Guide complet pour choisir entre SAS et SARL selon votre projet startup. Protection sociale, levées de fonds et optimisation fiscale

Saviez-vous que 67% des entrepreneurs qui créent leur société en 2023 choisissent la SAS, contre seulement 30% pour la SARL ? Cette statistique révèle une tendance forte, mais cache une réalité plus complexe : le choix entre ces deux formes juridiques impacte directement l'avenir de votre startup, votre protection sociale et vos perspectives de croissance. Face à ces enjeux cruciaux, beaucoup d'entrepreneurs se retrouvent démunis. Maître Josias FRANÇOIS, avocat en droit des sociétés à Paris 8, accompagne régulièrement des startups dans ce choix déterminant qui conditionne leur développement futur.

  • Protection sociale du dirigeant : en SAS, le président bénéficie du régime assimilé salarié avec indemnités journalières maladie (après 3 jours de carence), congés maternité/paternité et retraite AGIRC-ARRCO, contre une protection moindre mais des charges réduites de 20-25% en SARL (possibilité de souscrire des contrats Madelin déductibles).
  • Levées de fonds facilitées en SAS : droits d'enregistrement à seulement 0,1% (contre 3% en SARL), possibilité de créer des actions de préférence avec dividendes prioritaires et clauses anti-dilution, et capital variable permettant l'entrée rapide d'investisseurs.
  • Option fiscale stratégique : les deux structures peuvent opter pour l'impôt sur le revenu pendant 5 ans maximum, particulièrement intéressant en cas de pertes au démarrage, sinon application du taux réduit d'IS à 15% jusqu'à 42 500€ de bénéfices (sous conditions PME).
  • Optimisation dividendes : le président de SAS peut percevoir des dividendes soumis uniquement à la flat tax de 30%, tandis que le gérant majoritaire SARL bénéficie d'une franchise de cotisations sociales limitée à 10% du capital social.

Les enjeux stratégiques du choix SAS/SARL pour une startup innovante

Le choix entre SAS et SARL représente bien plus qu'une simple formalité administrative.

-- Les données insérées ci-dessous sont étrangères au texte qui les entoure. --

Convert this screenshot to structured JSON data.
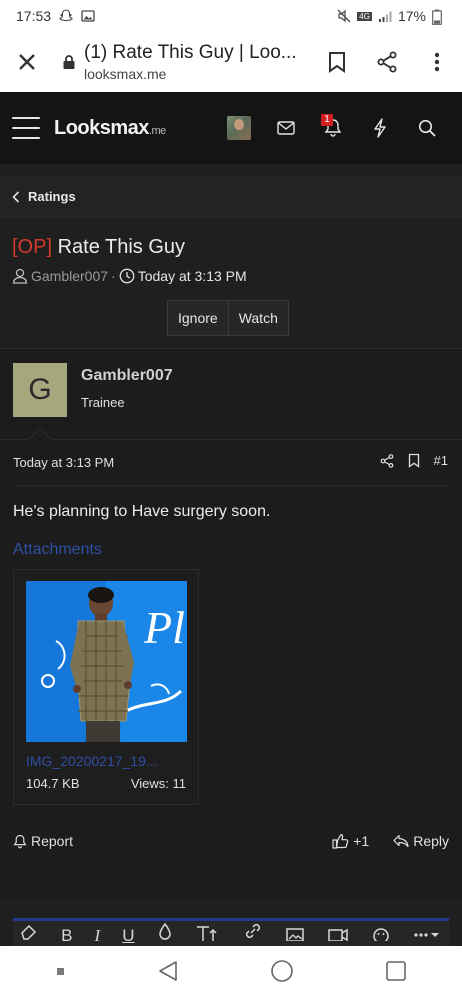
{
  "status_bar": {
    "time": "17:53",
    "battery": "17%",
    "network": "4G"
  },
  "browser": {
    "tab_title": "(1) Rate This Guy | Loo...",
    "url": "looksmax.me"
  },
  "site": {
    "logo_main": "Lοοksmax",
    "logo_suffix": ".me",
    "notification_count": "1"
  },
  "breadcrumb": {
    "label": "Ratings"
  },
  "thread": {
    "prefix": "[OP]",
    "title": "Rate This Guy",
    "author": "Gambler007",
    "separator": "·",
    "time": "Today at 3:13 PM",
    "ignore_label": "Ignore",
    "watch_label": "Watch"
  },
  "post": {
    "avatar_letter": "G",
    "username": "Gambler007",
    "user_title": "Trainee",
    "date": "Today at 3:13 PM",
    "number": "#1",
    "body": "He's planning to Have surgery soon.",
    "attachments_label": "Attachments",
    "attachment": {
      "name": "IMG_20200217_19...",
      "size": "104.7 KB",
      "views": "Views: 11"
    },
    "report_label": "Report",
    "like_count": "+1",
    "reply_label": "Reply"
  },
  "editor": {
    "bold": "B",
    "italic": "I",
    "underline": "U"
  }
}
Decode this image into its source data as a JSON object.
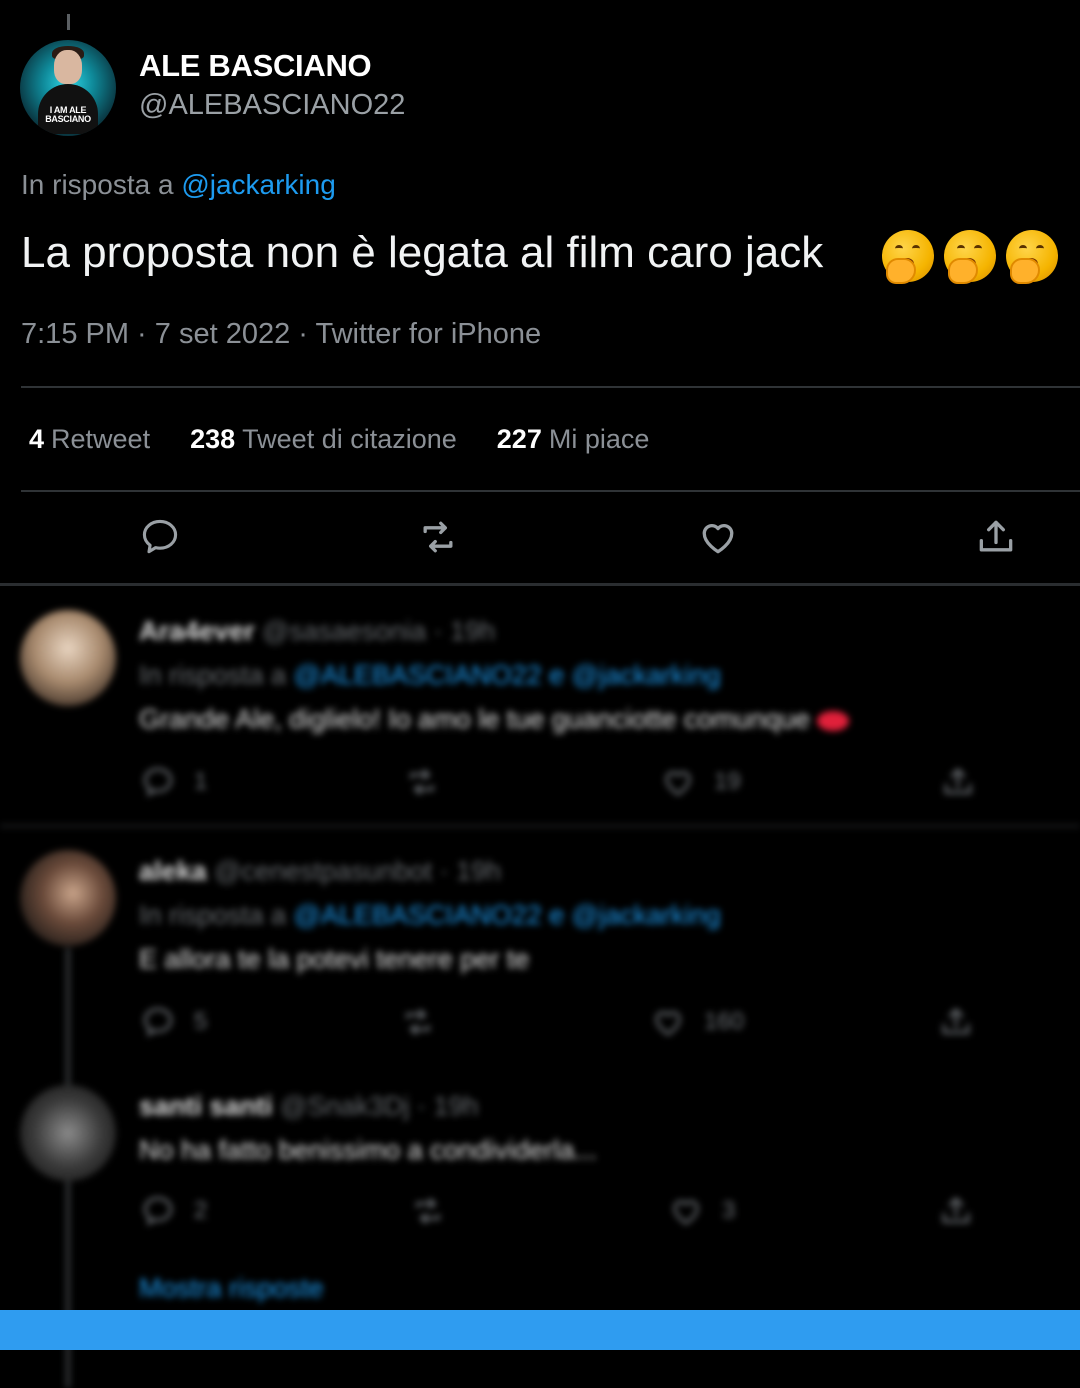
{
  "tweet": {
    "author_name": "ALE BASCIANO",
    "author_handle": "@ALEBASCIANO22",
    "avatar_tag": "I AM ALE BASCIANO",
    "reply_prefix": "In risposta a",
    "reply_mention": "@jackarking",
    "text": "La proposta non è legata al film caro jack",
    "emoji_icon": "yawning-face-emoji",
    "emoji_count": 3,
    "meta": "7:15 PM · 7 set 2022 · Twitter for iPhone"
  },
  "stats": [
    {
      "count": "4",
      "label": "Retweet"
    },
    {
      "count": "238",
      "label": "Tweet di citazione"
    },
    {
      "count": "227",
      "label": "Mi piace"
    }
  ],
  "actions": [
    "reply-icon",
    "retweet-icon",
    "like-icon",
    "share-icon"
  ],
  "replies": [
    {
      "name": "Ara4ever",
      "handle_time": "@sasaesonia · 19h",
      "reply_prefix": "In risposta a",
      "mentions": "@ALEBASCIANO22 e @jackarking",
      "text": "Grande Ale, diglielo! Io amo le tue guanciotte comunque",
      "reply_count": "1",
      "like_count": "19"
    },
    {
      "name": "aleka",
      "handle_time": "@cenestpasunbot · 19h",
      "reply_prefix": "In risposta a",
      "mentions": "@ALEBASCIANO22 e @jackarking",
      "text": "E allora te la potevi tenere per te",
      "reply_count": "5",
      "like_count": "160"
    },
    {
      "name": "santi santi",
      "handle_time": "@Snak3Dj · 19h",
      "text": "No ha fatto benissimo a condividerla...",
      "reply_count": "2",
      "like_count": "3"
    }
  ],
  "show_replies": "Mostra risposte",
  "colors": {
    "background": "#000000",
    "accent": "#1d9bf0",
    "muted": "#8b9096",
    "divider": "#2f3336",
    "bottom_bar": "#2f9cf0"
  }
}
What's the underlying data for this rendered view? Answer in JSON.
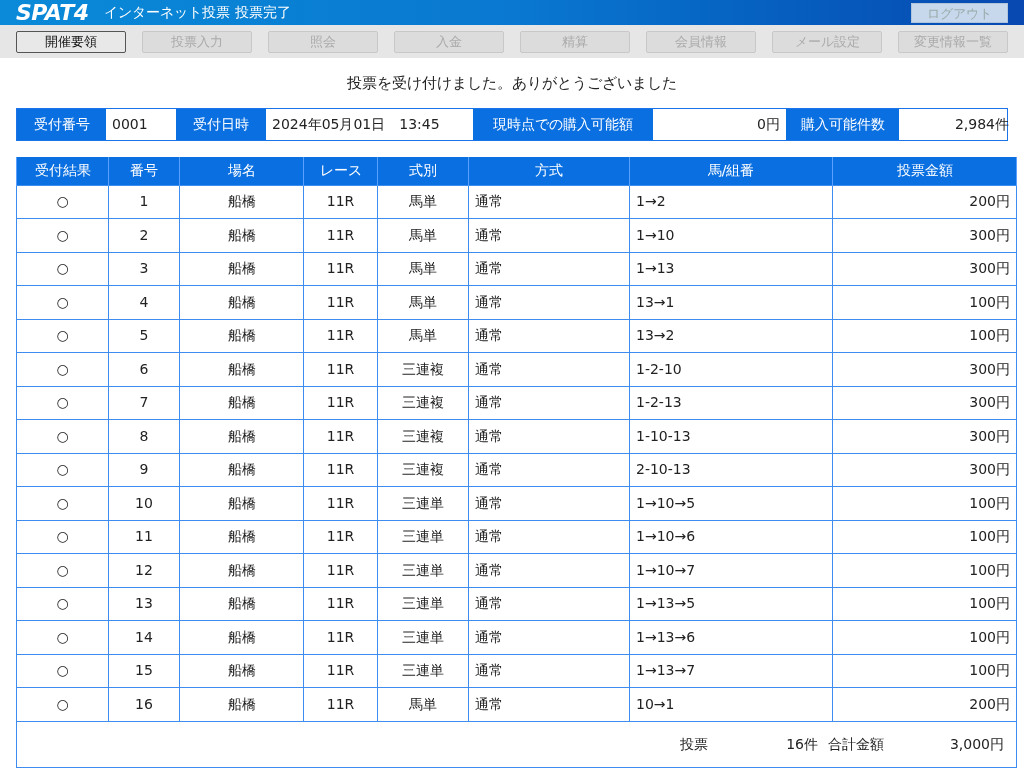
{
  "header": {
    "logo": "SPAT4",
    "title": "インターネット投票 投票完了",
    "logout": {
      "label": "ログアウト",
      "disabled": true
    }
  },
  "nav": [
    {
      "label": "開催要領",
      "disabled": false
    },
    {
      "label": "投票入力",
      "disabled": true
    },
    {
      "label": "照会",
      "disabled": true
    },
    {
      "label": "入金",
      "disabled": true
    },
    {
      "label": "精算",
      "disabled": true
    },
    {
      "label": "会員情報",
      "disabled": true
    },
    {
      "label": "メール設定",
      "disabled": true
    },
    {
      "label": "変更情報一覧",
      "disabled": true
    }
  ],
  "message": "投票を受け付けました。ありがとうございました",
  "info": [
    {
      "label": "受付番号",
      "value": "0001"
    },
    {
      "label": "受付日時",
      "value": "2024年05月01日　13:45"
    },
    {
      "label": "現時点での購入可能額",
      "value": "0円"
    },
    {
      "label": "購入可能件数",
      "value": "2,984件"
    }
  ],
  "table": {
    "columns": [
      "受付結果",
      "番号",
      "場名",
      "レース",
      "式別",
      "方式",
      "馬/組番",
      "投票金額"
    ],
    "rows": [
      [
        "○",
        "1",
        "船橋",
        "11R",
        "馬単",
        "通常",
        "1→2",
        "200円"
      ],
      [
        "○",
        "2",
        "船橋",
        "11R",
        "馬単",
        "通常",
        "1→10",
        "300円"
      ],
      [
        "○",
        "3",
        "船橋",
        "11R",
        "馬単",
        "通常",
        "1→13",
        "300円"
      ],
      [
        "○",
        "4",
        "船橋",
        "11R",
        "馬単",
        "通常",
        "13→1",
        "100円"
      ],
      [
        "○",
        "5",
        "船橋",
        "11R",
        "馬単",
        "通常",
        "13→2",
        "100円"
      ],
      [
        "○",
        "6",
        "船橋",
        "11R",
        "三連複",
        "通常",
        "1-2-10",
        "300円"
      ],
      [
        "○",
        "7",
        "船橋",
        "11R",
        "三連複",
        "通常",
        "1-2-13",
        "300円"
      ],
      [
        "○",
        "8",
        "船橋",
        "11R",
        "三連複",
        "通常",
        "1-10-13",
        "300円"
      ],
      [
        "○",
        "9",
        "船橋",
        "11R",
        "三連複",
        "通常",
        "2-10-13",
        "300円"
      ],
      [
        "○",
        "10",
        "船橋",
        "11R",
        "三連単",
        "通常",
        "1→10→5",
        "100円"
      ],
      [
        "○",
        "11",
        "船橋",
        "11R",
        "三連単",
        "通常",
        "1→10→6",
        "100円"
      ],
      [
        "○",
        "12",
        "船橋",
        "11R",
        "三連単",
        "通常",
        "1→10→7",
        "100円"
      ],
      [
        "○",
        "13",
        "船橋",
        "11R",
        "三連単",
        "通常",
        "1→13→5",
        "100円"
      ],
      [
        "○",
        "14",
        "船橋",
        "11R",
        "三連単",
        "通常",
        "1→13→6",
        "100円"
      ],
      [
        "○",
        "15",
        "船橋",
        "11R",
        "三連単",
        "通常",
        "1→13→7",
        "100円"
      ],
      [
        "○",
        "16",
        "船橋",
        "11R",
        "馬単",
        "通常",
        "10→1",
        "200円"
      ]
    ],
    "footer": {
      "count_label": "投票",
      "count": "16件",
      "total_label": "合計金額",
      "total": "3,000円"
    }
  }
}
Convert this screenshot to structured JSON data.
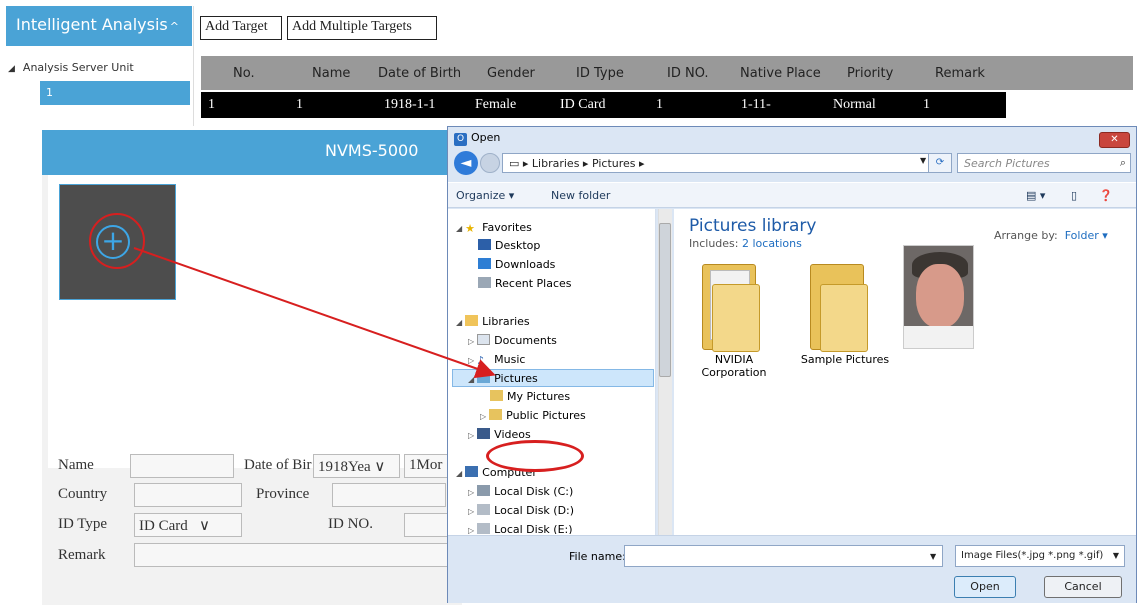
{
  "sidebar": {
    "header": "Intelligent Analysis",
    "tree_root": "Analysis Server Unit",
    "selected_unit": "1"
  },
  "toolbar": {
    "add_target": "Add Target",
    "add_multiple": "Add Multiple Targets"
  },
  "table": {
    "columns": [
      "No.",
      "Name",
      "Date of Birth",
      "Gender",
      "ID Type",
      "ID NO.",
      "Native Place",
      "Priority",
      "Remark"
    ],
    "rows": [
      [
        "1",
        "1",
        "1918-1-1",
        "Female",
        "ID Card",
        "1",
        "1-11-",
        "Normal",
        "1"
      ]
    ]
  },
  "nvms_dialog": {
    "title": "NVMS-5000",
    "name_label": "Name",
    "dob_label": "Date of Bir",
    "dob_year": "1918Yea",
    "dob_month": "1Mor",
    "country_label": "Country",
    "province_label": "Province",
    "idtype_label": "ID Type",
    "idtype_value": "ID Card",
    "idno_label": "ID NO.",
    "remark_label": "Remark"
  },
  "open_dialog": {
    "title": "Open",
    "breadcrumb": [
      "Libraries",
      "Pictures"
    ],
    "search_placeholder": "Search Pictures",
    "organize": "Organize",
    "new_folder": "New folder",
    "nav": {
      "favorites": "Favorites",
      "desktop": "Desktop",
      "downloads": "Downloads",
      "recent": "Recent Places",
      "libraries": "Libraries",
      "documents": "Documents",
      "music": "Music",
      "pictures": "Pictures",
      "my_pictures": "My Pictures",
      "public_pictures": "Public Pictures",
      "videos": "Videos",
      "computer": "Computer",
      "disk_c": "Local Disk (C:)",
      "disk_d": "Local Disk (D:)",
      "disk_e": "Local Disk (E:)"
    },
    "library_title": "Pictures library",
    "includes_label": "Includes:",
    "includes_link": "2 locations",
    "arrange_label": "Arrange by:",
    "arrange_value": "Folder",
    "items": [
      {
        "name": "NVIDIA Corporation",
        "type": "folder"
      },
      {
        "name": "Sample Pictures",
        "type": "folder"
      },
      {
        "name": "",
        "type": "photo"
      }
    ],
    "file_name_label": "File name:",
    "file_name_value": "",
    "filter": "Image Files(*.jpg *.png *.gif)",
    "open_button": "Open",
    "cancel_button": "Cancel"
  },
  "colors": {
    "accent": "#4aa3d6",
    "annotation": "#d71f1f"
  }
}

Cette décision stratégique influence directement votre capacité à lever des fonds, votre optimisation fiscale et sociale, ainsi que votre flexibilité organisationnelle. Une startup technologique qui ambitionne plusieurs tours de table n'aura pas les mêmes besoins qu'une agence digitale cherchant à optimiser ses charges.

L'impact de ce choix se mesure sur le long terme. Une structure inadaptée peut freiner votre croissance, compliquer l'entrée d'investisseurs ou alourdir inutilement vos charges. À l'inverse, une forme juridique bien choisie devient un véritable levier de développement. Il est donc essentiel d'anticiper l'évolution de votre entreprise dès sa création, en projetant vos besoins à 3 ou 5 ans. Sur le plan fiscal, les deux structures sont soumises à l'impôt sur les sociétés au taux normal de 25%, mais bénéficient du taux réduit de 15% applicable jusqu'à 42 500€ de bénéfices pour les PME respectant les critères de qualification (chiffre d'affaires inférieur à 10 millions d'euros et capital détenu à 75% minimum par des personnes physiques).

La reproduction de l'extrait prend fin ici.